In this paper, a Line spectrum Enhancement method for LOFAR spectrum based on Radon transform (LELR) is proposed, which is to improve the ability of vector hydrophone spectral line extraction under low SNR. The simulation results show that the proposed LELR method can enhance the line spectra effect of multiple lines with different SNR and low SNR, and can significantly improve the detection and extraction ability of line spectrum. The analysis and processing results of sea trial data shows the feasibility of the method, which has a good reference value for the automatic detection and recognition of underwater radiation line spectrum targets using vector hydrophones. The LELR method can not only be used for the enhancement and extraction of the target line spectrum in the LOFAR graph, but also can be directly used to enhance the broadband tone spectrum in the DEMON graph, which is more conducive to the automatic detection and identification of the target.

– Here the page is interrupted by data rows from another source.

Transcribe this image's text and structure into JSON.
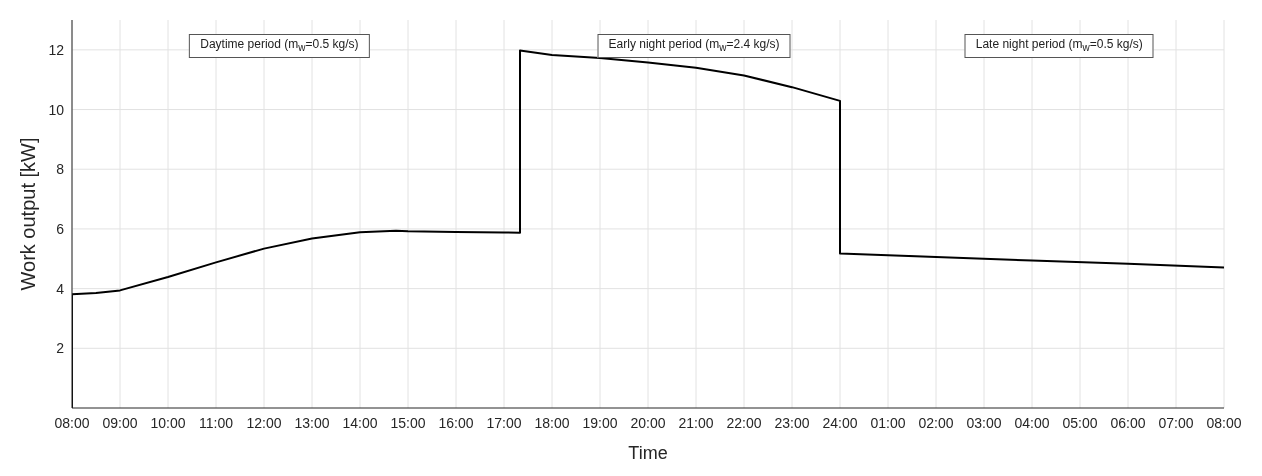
{
  "chart_data": {
    "type": "line",
    "xlabel": "Time",
    "ylabel": "Work output [kW]",
    "annotations": [
      "Daytime period (m$_{w}$=0.5 kg/s)",
      "Early night period (m$_{w}$=2.4 kg/s)",
      "Late night period (m$_{w}$=0.5 kg/s)"
    ],
    "series": [
      {
        "color": "#000000",
        "x": [
          "2000-01-01T08:00",
          "2000-01-01T08:00",
          "2000-01-01T08:30",
          "2000-01-01T09:00",
          "2000-01-01T10:00",
          "2000-01-01T11:00",
          "2000-01-01T12:00",
          "2000-01-01T13:00",
          "2000-01-01T14:00",
          "2000-01-01T14:45",
          "2000-01-01T15:00",
          "2000-01-01T16:00",
          "2000-01-01T17:00",
          "2000-01-01T17:20",
          "2000-01-01T17:20",
          "2000-01-01T18:00",
          "2000-01-01T19:00",
          "2000-01-01T20:00",
          "2000-01-01T21:00",
          "2000-01-01T22:00",
          "2000-01-01T23:00",
          "2000-01-02T00:00",
          "2000-01-02T00:00",
          "2000-01-02T02:00",
          "2000-01-02T04:00",
          "2000-01-02T06:00",
          "2000-01-02T08:00"
        ],
        "values": [
          0,
          3.81,
          3.85,
          3.94,
          4.39,
          4.88,
          5.34,
          5.68,
          5.89,
          5.94,
          5.92,
          5.9,
          5.88,
          5.87,
          11.98,
          11.83,
          11.73,
          11.58,
          11.4,
          11.14,
          10.75,
          10.29,
          5.18,
          5.06,
          4.94,
          4.83,
          4.71
        ]
      }
    ],
    "xlim": [
      "2000-01-01T08:00",
      "2000-01-02T08:00"
    ],
    "xticks": [
      {
        "value": "2000-01-01T08:00",
        "label": "08:00"
      },
      {
        "value": "2000-01-01T09:00",
        "label": "09:00"
      },
      {
        "value": "2000-01-01T10:00",
        "label": "10:00"
      },
      {
        "value": "2000-01-01T11:00",
        "label": "11:00"
      },
      {
        "value": "2000-01-01T12:00",
        "label": "12:00"
      },
      {
        "value": "2000-01-01T13:00",
        "label": "13:00"
      },
      {
        "value": "2000-01-01T14:00",
        "label": "14:00"
      },
      {
        "value": "2000-01-01T15:00",
        "label": "15:00"
      },
      {
        "value": "2000-01-01T16:00",
        "label": "16:00"
      },
      {
        "value": "2000-01-01T17:00",
        "label": "17:00"
      },
      {
        "value": "2000-01-01T18:00",
        "label": "18:00"
      },
      {
        "value": "2000-01-01T19:00",
        "label": "19:00"
      },
      {
        "value": "2000-01-01T20:00",
        "label": "20:00"
      },
      {
        "value": "2000-01-01T21:00",
        "label": "21:00"
      },
      {
        "value": "2000-01-01T22:00",
        "label": "22:00"
      },
      {
        "value": "2000-01-01T23:00",
        "label": "23:00"
      },
      {
        "value": "2000-01-02T00:00",
        "label": "24:00"
      },
      {
        "value": "2000-01-02T01:00",
        "label": "01:00"
      },
      {
        "value": "2000-01-02T02:00",
        "label": "02:00"
      },
      {
        "value": "2000-01-02T03:00",
        "label": "03:00"
      },
      {
        "value": "2000-01-02T04:00",
        "label": "04:00"
      },
      {
        "value": "2000-01-02T05:00",
        "label": "05:00"
      },
      {
        "value": "2000-01-02T06:00",
        "label": "06:00"
      },
      {
        "value": "2000-01-02T07:00",
        "label": "07:00"
      },
      {
        "value": "2000-01-02T08:00",
        "label": "08:00"
      }
    ],
    "ylim": [
      0,
      13
    ],
    "yticks": [
      2,
      4,
      6,
      8,
      10,
      12
    ],
    "grid": true,
    "marker": "none",
    "line_style": "solid"
  }
}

Although the proposed Radon transform-based method demonstrates promising performance in enhancing and extracting spectral lines from LOFAR spectrograms under low SNR conditions, several limitations remain. First, the performance of the algorithm is sensitive to the selection of Radon transform parameters, which may affect the accuracy of line detection and reconstruction. Second, in scenarios with extremely low signal-to-noise ratios, distinguishing closely spaced spectral lines remains challenging. Third, the method assumes that spectral lines are approximately linear over time; however, in practical environments, target motion or Doppler effects may lead to significant spectral curvature, resulting in reduced enhancement performance. Future research will aim to improve the robustness of the method by introducing adaptive parameter tuning strategies, developing enhanced detection techniques for nonlinearly varying spectral features, and incorporating data-driven approaches to better handle overlapping or intermittent lines in complex acoustic environments.